Certamente nos chamaria atenção a quantidade de caixas pequenas, médias e grandes que circulam por nosso planeta. Incríveis objetos que, lá de cima, parecem quadrados e retângulos que se movem.
Qual não seria nossa surpresa ao chegar aqui. Olhando mais de perto veríamos que essas formas andam sobre rodas e levam as pessoas por toda parte. Um ótima invenção! Afinal, essas caixas servem para nos ajudar a ir mais longe em menos tempo - sem nos cansarmos tanto quanto se tivéssemos que andar ou correr. Genial!!!
Mas então porque é que quem anda nas caixas pequenas - e olha que é a maioria - está sempre tão irritado? Por que buzinam sem parar e cruzam uns na frente dos outros como se estivessem concorrendo ao grande prêmio de fórmula 1?
Não demoraria e enxergaríamos as "maluquices e coisas sem sentido" desse "sistema de locomoção". Notaríamos que nas caixas pequenas há quase sempre somente uma pessoa (normalmente bem irritada e apressada) bem confortável lá dentro, já nas caixas maiores muita gente, e gente até pendurada. Tudo muito esquisito.
E nem precisaria ser de outro mundo para notar, se bem que eu aqui, que me sinto um pouco alienígena, recém-chegado ao planeta, ainda tento entender o porquê de certas coisas...
Às vezes é bom olhar a vida de fora, como se fossemos de outro mundo, deitar no chão e procurar um novo ângulo, um ponto de vista diferente.

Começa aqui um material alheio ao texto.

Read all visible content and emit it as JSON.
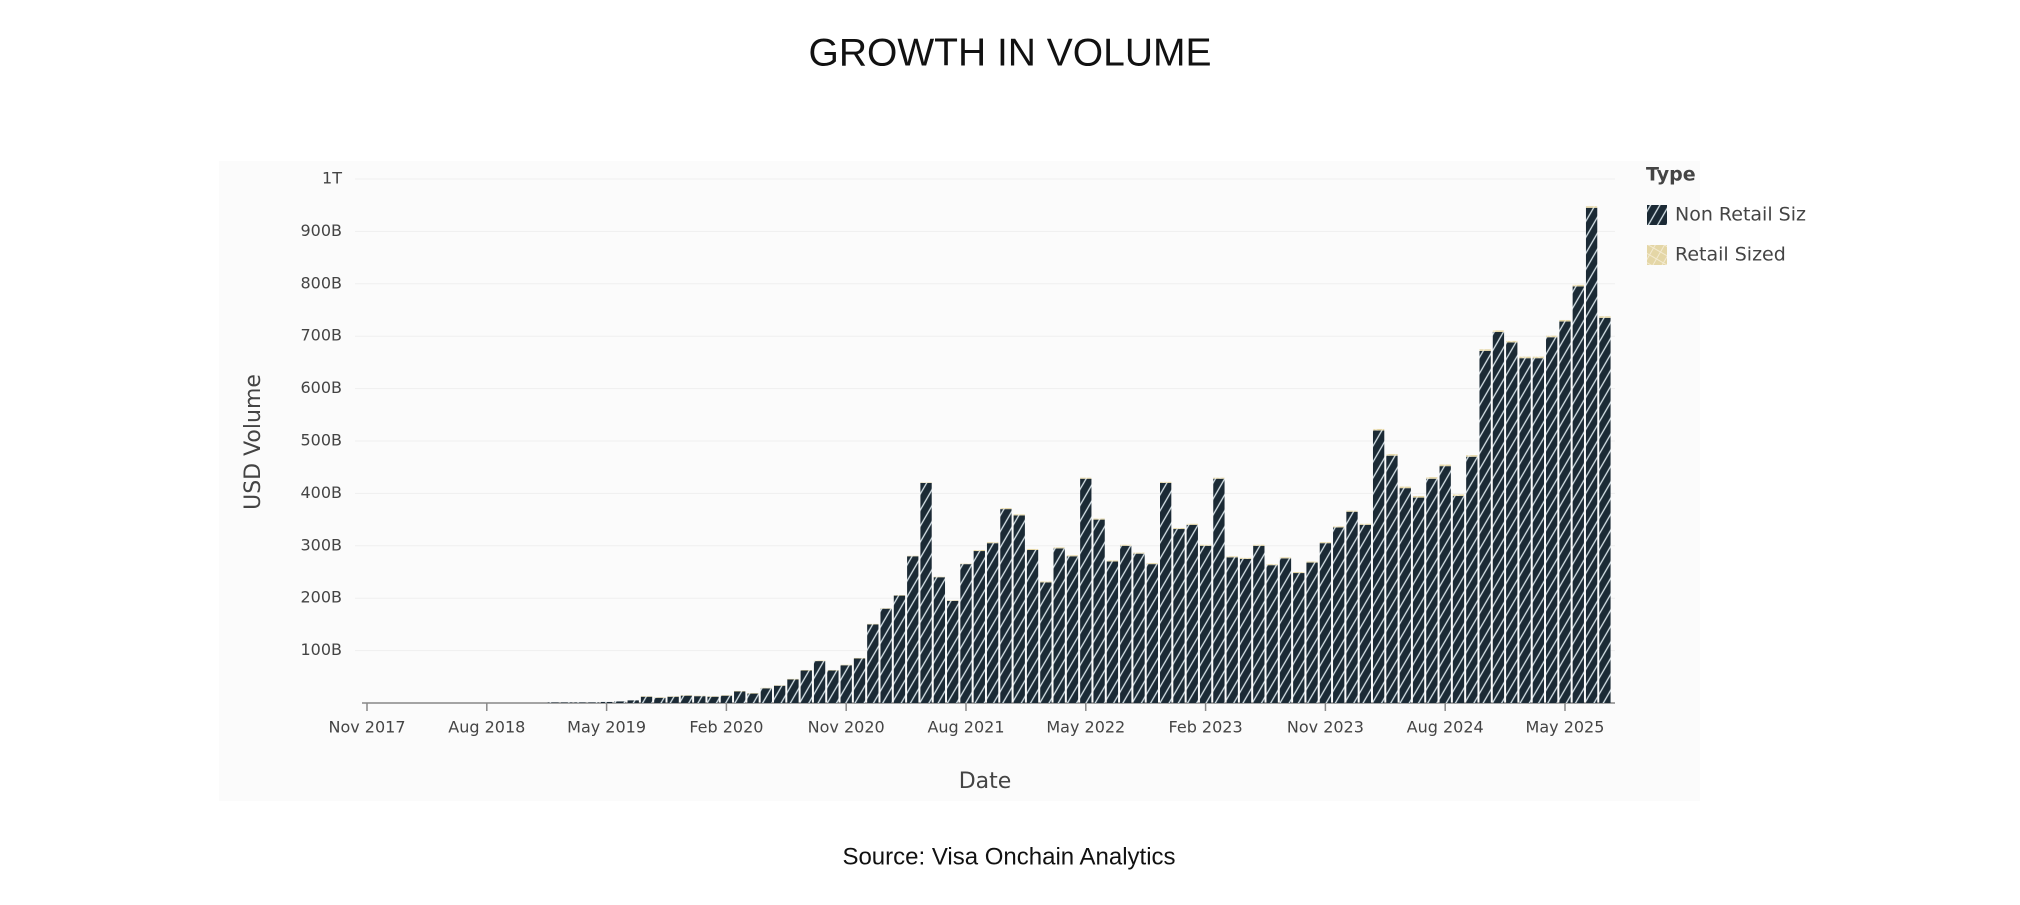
{
  "chart_data": {
    "type": "bar",
    "stacked": true,
    "title": "GROWTH IN VOLUME",
    "x_label": "Date",
    "y_label": "USD Volume",
    "legend_title": "Type",
    "legend_position": "right",
    "source": "Source: Visa Onchain Analytics",
    "categories": [
      "Nov 2017",
      null,
      null,
      null,
      null,
      null,
      null,
      null,
      null,
      "Aug 2018",
      null,
      null,
      null,
      null,
      null,
      null,
      null,
      null,
      "May 2019",
      null,
      null,
      null,
      null,
      null,
      null,
      null,
      null,
      "Feb 2020",
      null,
      null,
      null,
      null,
      null,
      null,
      null,
      null,
      "Nov 2020",
      null,
      null,
      null,
      null,
      null,
      null,
      null,
      null,
      "Aug 2021",
      null,
      null,
      null,
      null,
      null,
      null,
      null,
      null,
      "May 2022",
      null,
      null,
      null,
      null,
      null,
      null,
      null,
      null,
      "Feb 2023",
      null,
      null,
      null,
      null,
      null,
      null,
      null,
      null,
      "Nov 2023",
      null,
      null,
      null,
      null,
      null,
      null,
      null,
      null,
      "Aug 2024",
      null,
      null,
      null,
      null,
      null,
      null,
      null,
      null,
      "May 2025",
      null,
      null,
      null
    ],
    "series": [
      {
        "name": "Non Retail Siz",
        "color": "#1b2a35",
        "values": [
          0,
          0,
          0,
          0,
          0,
          0,
          0,
          0,
          0,
          0,
          0,
          0,
          0,
          0,
          1,
          1,
          1,
          1,
          2,
          3,
          5,
          12,
          10,
          12,
          14,
          13,
          12,
          14,
          22,
          18,
          28,
          33,
          45,
          62,
          80,
          62,
          72,
          85,
          150,
          180,
          205,
          280,
          420,
          240,
          195,
          265,
          290,
          305,
          370,
          358,
          292,
          230,
          295,
          280,
          428,
          350,
          270,
          300,
          285,
          265,
          420,
          332,
          340,
          300,
          428,
          278,
          275,
          300,
          263,
          276,
          248,
          268,
          305,
          335,
          365,
          340,
          520,
          472,
          410,
          392,
          428,
          452,
          395,
          470,
          672,
          708,
          688,
          658,
          658,
          698,
          728,
          795,
          945,
          735
        ]
      },
      {
        "name": "Retail Sized",
        "color": "#e4d6a6",
        "values": [
          0,
          0,
          0,
          0,
          0,
          0,
          0,
          0,
          0,
          0,
          0,
          0,
          0,
          0,
          0,
          0,
          0,
          0,
          0,
          0,
          0,
          1,
          1,
          1,
          1,
          1,
          1,
          1,
          1,
          1,
          1,
          1,
          1,
          1,
          1,
          1,
          1,
          1,
          1,
          1,
          1,
          1,
          1,
          1,
          1,
          1,
          2,
          2,
          2,
          2,
          2,
          2,
          2,
          2,
          2,
          2,
          2,
          2,
          2,
          2,
          2,
          2,
          2,
          2,
          2,
          2,
          2,
          2,
          2,
          2,
          2,
          2,
          2,
          2,
          2,
          2,
          3,
          3,
          3,
          3,
          3,
          3,
          3,
          3,
          3,
          3,
          3,
          3,
          3,
          3,
          3,
          3,
          3,
          3
        ]
      }
    ],
    "ylim": [
      0,
      1000
    ],
    "yticks": [
      {
        "value": 100,
        "label": "100B"
      },
      {
        "value": 200,
        "label": "200B"
      },
      {
        "value": 300,
        "label": "300B"
      },
      {
        "value": 400,
        "label": "400B"
      },
      {
        "value": 500,
        "label": "500B"
      },
      {
        "value": 600,
        "label": "600B"
      },
      {
        "value": 700,
        "label": "700B"
      },
      {
        "value": 800,
        "label": "800B"
      },
      {
        "value": 900,
        "label": "900B"
      },
      {
        "value": 1000,
        "label": "1T"
      }
    ],
    "grid": true
  }
}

Minha mãe disse uma palavra difícil para explicar porque as pessoas deixam esse tipo de coisa acontecer, disse que quando o ser humano se acostuma com algo que é ruim isso se chama psicoadaptação. Eu por enquanto acho que precisamos pensar em novas soluções... e é urgente!
Para refletir: sugiro a leitura do livro (que acabei de ler) As caixas que andam, de Jandira Masur, com ilustrações de Zeflávio Teixeira, publicado pela Editora Ática.